In FIG. 2, the loss coefficient has another maximum value at a position of about 5% of the blade height L. This is due to the separation flow A generated at the corner of the root portion described above.

FIG. 3 is a total pressure distribution diagram between the blades of the axial compressor rotor blade of the present invention, and FIG. 4 is a diagram similar to FIG. 3 of the conventional axial compressor rotor blade. FIGS. 3 and 4 are views of the moving blades viewed from the downstream side. In the moving blades 1 and 10, an intermediate portion from the leading edge to the trailing edge is indicated by a curve without thickness. The closed curves in each figure show isobars. From the comparison between FIG. 3 and FIG. 4, as schematically shown in FIG.
In the axial-flow compressor rotor blade of the present invention, the leakage flow 4 passes through the blade tip 11a in the direction opposite to the rotation direction, and the blade tip 11a is gently inclined in the same direction (circumferential negative pressure side). Therefore, it can be seen that the leak flow 4 diffuses more smoothly in the circumferential direction. The total amount of leakage flow at the blade tip portion 11a (tip portion) is substantially determined by the size of the gap, and is substantially constant regardless of the blade tip shape. Is suppressed. As a result,
Leakage flow 4 is the casing 3 whose speed is slower than the main flow at the center.
As a result, the interference with the flow of the boundary layer near the inner wall of the blade can be reduced, and the loss proportional to the product of the flow velocity can be greatly reduced. As a result, as shown in FIG. ) Can be greatly reduced.

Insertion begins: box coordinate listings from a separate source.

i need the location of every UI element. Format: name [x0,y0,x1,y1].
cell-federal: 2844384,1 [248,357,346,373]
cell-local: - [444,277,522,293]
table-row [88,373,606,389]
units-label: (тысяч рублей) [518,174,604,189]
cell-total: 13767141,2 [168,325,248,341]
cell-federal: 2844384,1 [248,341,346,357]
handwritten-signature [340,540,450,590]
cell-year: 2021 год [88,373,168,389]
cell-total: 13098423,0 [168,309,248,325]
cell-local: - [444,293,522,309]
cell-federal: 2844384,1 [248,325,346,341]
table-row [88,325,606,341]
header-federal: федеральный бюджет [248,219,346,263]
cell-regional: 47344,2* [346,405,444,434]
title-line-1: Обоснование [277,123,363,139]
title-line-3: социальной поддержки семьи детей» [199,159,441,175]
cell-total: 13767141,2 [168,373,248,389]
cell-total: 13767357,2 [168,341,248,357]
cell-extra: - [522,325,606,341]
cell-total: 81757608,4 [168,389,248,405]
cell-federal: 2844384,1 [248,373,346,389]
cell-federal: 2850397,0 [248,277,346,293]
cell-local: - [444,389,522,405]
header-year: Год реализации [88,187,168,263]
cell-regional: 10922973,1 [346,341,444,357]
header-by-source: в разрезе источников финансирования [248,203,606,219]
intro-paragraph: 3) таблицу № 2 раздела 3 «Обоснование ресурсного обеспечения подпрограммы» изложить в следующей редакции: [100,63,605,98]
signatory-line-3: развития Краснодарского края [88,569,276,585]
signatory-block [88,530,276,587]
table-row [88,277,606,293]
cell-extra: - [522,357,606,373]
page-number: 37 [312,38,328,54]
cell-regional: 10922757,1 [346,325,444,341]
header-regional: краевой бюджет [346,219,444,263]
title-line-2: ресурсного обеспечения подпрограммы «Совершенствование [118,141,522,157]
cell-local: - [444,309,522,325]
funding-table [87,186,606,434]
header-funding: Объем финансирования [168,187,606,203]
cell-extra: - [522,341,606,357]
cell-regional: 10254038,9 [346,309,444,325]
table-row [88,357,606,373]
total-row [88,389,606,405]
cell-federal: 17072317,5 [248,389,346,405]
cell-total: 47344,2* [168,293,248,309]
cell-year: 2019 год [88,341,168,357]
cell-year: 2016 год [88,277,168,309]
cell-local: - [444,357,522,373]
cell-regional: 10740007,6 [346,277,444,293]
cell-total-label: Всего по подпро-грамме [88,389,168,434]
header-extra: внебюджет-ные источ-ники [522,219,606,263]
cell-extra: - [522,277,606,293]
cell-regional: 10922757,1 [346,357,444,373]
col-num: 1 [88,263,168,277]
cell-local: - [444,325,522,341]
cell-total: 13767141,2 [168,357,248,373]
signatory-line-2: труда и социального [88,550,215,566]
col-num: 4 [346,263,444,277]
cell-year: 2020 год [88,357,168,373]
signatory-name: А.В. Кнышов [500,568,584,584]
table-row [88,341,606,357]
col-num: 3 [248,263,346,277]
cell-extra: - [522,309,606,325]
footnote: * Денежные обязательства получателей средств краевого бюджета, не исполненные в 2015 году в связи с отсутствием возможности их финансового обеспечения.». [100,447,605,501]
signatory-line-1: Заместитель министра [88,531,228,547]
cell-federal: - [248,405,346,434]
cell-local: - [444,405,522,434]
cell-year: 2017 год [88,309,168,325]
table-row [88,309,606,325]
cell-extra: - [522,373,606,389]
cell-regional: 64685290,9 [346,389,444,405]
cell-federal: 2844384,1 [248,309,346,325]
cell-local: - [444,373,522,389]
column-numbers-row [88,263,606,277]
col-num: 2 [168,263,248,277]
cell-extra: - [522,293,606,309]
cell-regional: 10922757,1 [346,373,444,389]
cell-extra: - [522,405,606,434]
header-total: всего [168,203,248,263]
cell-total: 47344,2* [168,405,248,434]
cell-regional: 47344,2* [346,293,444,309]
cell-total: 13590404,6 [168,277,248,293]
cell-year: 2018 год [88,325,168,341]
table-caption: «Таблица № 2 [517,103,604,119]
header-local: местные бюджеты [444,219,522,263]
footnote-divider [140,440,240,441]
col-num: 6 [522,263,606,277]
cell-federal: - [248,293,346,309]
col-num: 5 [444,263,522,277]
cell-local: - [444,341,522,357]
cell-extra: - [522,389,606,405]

On the other hand, as shown in FIG. 1B, the conventional axial-flow compressor rotor blade 1 has a small curvature from the mounting portion 1b to the blade tip portion 1a, and extends substantially linearly in the radial direction. Structures have been used. However, in such a conventional moving blade 1, the leakage flow 4 passing through the blade tip gap interferes with the high-speed main flow, so that the loss at the blade tip 1a (tip portion) increases. That is, in the conventional rotor blade 1, since the leakage flow 4 becomes a vortex which spreads inward in the radial direction without spreading in the circumferential direction, a large loss occurs due to interference with the main flow having a large flow velocity in the central portion of the flow path. As a result of analysis, it became clear.

It should be noted that the present invention is not limited to the above-described embodiment, and it goes without saying that various changes can be made without departing from the spirit of the present invention.

[0015]

As described above, the axial compressor blade of the present invention has an excellent effect of reducing the loss due to the leakage flow passing through the blade tip clearance.

[Brief description of the drawings]

FIG. 1 is a configuration diagram of an axial compressor moving blade according to the present invention.

FIG. 2 is an analysis result of a loss coefficient along a blade height.

FIG. 3 is a total pressure distribution diagram between blades in the axial compressor rotor blade of the present invention.

FIG. 4 is a view similar to FIG. 3 of a conventional axial-flow compressor rotor blade.

FIG. 5 is a schematic view of a conventional axial-flow compressor rotor blade.

FIG. 6 is a perspective view of a conventional compressor rotor blade viewed from an upstream side.

[Explanation of symbols]

 DESCRIPTION OF SYMBOLS 1 Moving blade 1a Blade tip (tip part) 1b Blade root part (root part) 2 Hub 3 Casing 4 Leakage flow 10 Axial-flow compressor rotor blade 11 Blade tip part (tip part) 12 Slope

Claims (2)

[Claims] 1. An axial compressor blade according to claim 1, wherein the blade tip is gently inclined toward the negative pressure side in the circumferential direction. 2. The inclined portion has a moving blade height L of 10 to 30.
The axial compressor blade according to claim 1, wherein the inclination angle is about 20 ° or more and about 30 ° or less.